Ripeto, praticamente miracoloso

Year Walk è un avventura grafica che racconta una storia dalle forti tinte horror. E’ un prodotto che, assolutamente, giocato in cuffia da soli nel buio della propria stanza, fa prendere degli infarti mica da ridere. Uomo avvisato, mezzo salvato.
Descritto così, non potreste minimamente capirne il fascino o la genialità.
Il gioco di Simogo è pensato, pixel per pixel, per il device su cui gira, non ha nessuna concessione a metodi di controllo più conosciuti dai videogiocatori: non è un “punta e clikka” ma un “swipe & touch” (strofina e tocca).

Gli enigmi da risolvere, così come la semplice esplorazione del labirintico scenario, usufruiscono quindi di un design originalissimo che permette al gioco di farsi notare sin da subito, sin dai primi minuti. Proseguendo con la trama si scopriranno numerose chicche: la prima che mi viene in mente è un uso del multitouch veramente mai sperimentato; la seconda è, stresso il concetto scusatemi, un voler far ragionare il giocatore in maniera laterale.
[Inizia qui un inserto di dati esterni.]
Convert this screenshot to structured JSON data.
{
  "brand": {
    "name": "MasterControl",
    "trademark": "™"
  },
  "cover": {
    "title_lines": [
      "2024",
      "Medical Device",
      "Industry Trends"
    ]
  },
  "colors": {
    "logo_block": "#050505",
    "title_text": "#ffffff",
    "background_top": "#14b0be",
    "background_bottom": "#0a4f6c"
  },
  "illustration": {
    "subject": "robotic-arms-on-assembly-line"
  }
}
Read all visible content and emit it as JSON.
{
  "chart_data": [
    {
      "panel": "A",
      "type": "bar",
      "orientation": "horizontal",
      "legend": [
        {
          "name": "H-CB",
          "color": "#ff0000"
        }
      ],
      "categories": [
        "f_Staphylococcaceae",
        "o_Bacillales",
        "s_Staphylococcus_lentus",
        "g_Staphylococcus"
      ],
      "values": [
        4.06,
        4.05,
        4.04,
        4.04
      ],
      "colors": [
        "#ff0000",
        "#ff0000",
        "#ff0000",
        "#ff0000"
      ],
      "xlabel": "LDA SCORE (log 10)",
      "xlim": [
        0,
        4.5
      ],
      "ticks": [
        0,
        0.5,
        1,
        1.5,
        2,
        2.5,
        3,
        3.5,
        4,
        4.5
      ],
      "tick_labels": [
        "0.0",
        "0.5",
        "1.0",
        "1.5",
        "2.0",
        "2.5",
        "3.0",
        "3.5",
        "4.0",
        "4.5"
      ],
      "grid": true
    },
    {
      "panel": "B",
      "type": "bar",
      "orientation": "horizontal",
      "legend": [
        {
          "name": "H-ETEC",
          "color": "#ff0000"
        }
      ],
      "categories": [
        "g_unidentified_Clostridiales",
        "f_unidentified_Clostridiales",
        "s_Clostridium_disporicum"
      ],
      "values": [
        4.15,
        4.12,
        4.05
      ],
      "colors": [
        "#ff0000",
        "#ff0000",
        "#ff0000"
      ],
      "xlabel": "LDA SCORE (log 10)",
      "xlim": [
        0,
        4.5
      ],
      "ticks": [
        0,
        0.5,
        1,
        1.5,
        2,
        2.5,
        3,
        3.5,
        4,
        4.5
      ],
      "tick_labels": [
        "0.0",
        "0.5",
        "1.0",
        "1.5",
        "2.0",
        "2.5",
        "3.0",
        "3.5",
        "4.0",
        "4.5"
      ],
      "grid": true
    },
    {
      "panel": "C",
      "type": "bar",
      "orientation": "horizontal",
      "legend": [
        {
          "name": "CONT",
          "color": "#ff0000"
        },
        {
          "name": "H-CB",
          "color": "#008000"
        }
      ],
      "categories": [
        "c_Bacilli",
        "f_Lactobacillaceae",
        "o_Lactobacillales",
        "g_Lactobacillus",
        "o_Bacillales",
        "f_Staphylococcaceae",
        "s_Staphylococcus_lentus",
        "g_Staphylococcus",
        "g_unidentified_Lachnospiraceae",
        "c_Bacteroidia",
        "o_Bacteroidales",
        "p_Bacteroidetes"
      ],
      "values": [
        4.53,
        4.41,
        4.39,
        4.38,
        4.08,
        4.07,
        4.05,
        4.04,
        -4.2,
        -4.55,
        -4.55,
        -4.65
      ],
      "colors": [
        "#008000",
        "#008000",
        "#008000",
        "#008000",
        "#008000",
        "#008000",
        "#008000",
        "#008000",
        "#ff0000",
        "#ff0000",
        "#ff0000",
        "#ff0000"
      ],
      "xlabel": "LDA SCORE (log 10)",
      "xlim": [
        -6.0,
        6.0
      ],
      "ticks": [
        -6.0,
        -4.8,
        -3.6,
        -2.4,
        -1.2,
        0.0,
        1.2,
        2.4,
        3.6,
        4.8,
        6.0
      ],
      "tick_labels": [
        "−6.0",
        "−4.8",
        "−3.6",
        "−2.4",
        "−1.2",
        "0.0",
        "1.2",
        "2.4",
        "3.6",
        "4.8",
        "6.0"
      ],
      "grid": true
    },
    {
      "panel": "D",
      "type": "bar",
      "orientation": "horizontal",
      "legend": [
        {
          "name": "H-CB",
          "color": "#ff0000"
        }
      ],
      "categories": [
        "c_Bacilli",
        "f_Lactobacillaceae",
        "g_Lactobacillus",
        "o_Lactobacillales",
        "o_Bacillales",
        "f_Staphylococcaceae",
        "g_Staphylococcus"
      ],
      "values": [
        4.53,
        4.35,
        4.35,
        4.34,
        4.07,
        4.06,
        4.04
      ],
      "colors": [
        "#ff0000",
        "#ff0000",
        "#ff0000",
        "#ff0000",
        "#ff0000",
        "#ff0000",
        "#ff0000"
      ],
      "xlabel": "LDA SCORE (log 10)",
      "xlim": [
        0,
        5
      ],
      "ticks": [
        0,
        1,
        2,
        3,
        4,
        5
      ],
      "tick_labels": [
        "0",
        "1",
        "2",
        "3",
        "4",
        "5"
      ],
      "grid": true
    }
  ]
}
Solamente abbandonando i limiti che ci siamo imposti nell’utilizzo dell’iPad potremo riuscire a capire dove si nasconde quel particolare “oggetto” che ci serve per andare avanti. Questo, a mio avviso, è stupefacente e sarebbe sufficiente a fare di Year Walk un capolavoro. Corto e difficilissimo, due difetti che comunque non minerebbero il voto finale.

Ma è ancora più stupefacente che quando si rompe una barriera, quella del gameplay, si prova di tutto per rendere indimenticabile anche il contorno. Artisticamente parlando, a mio avviso, siamo di fronte ad uno dei pochi giochi in grado di rivaleggiare con le pennellate di Journey. Lo scenario è composto da quadri animati (siamo in una una foresta innevata) di rara bellezza. Si sente freddo, si prova malinconia, si intuisce il silenzio interrotto solo dal rumore del vento. E questo grazie alla grafica. Figuriamoci se aggiungo una colonna sonora composta in perfetto stile svedese e una trama, sicuramente troppo criptica almeno inizialmente, capace di raccontare una storia molto forte con estrema lucidità.

Ecco, lo sapevo. Non mi sono emozionato nello scrivere questo pezzo e, conseguentemente, difficilmente avrò emozionato voi. Forse avrei dovuto solamente dire: “Spendete questi due euro e mezzo non rompete le scatole…” ma così facendo avrei ottenuto la vostra curiosità ma non la vostra lealtà.
Ho provato invece a descrivervi un’opera d’arte con un linguaggio da critico d’arte vecchio stampo, rinunciando al lato “emozionale” della produzione che invece vorrei scopriste da soli.

Per il mio primo Indipendent Monday, comunque, rimango soddisfatto.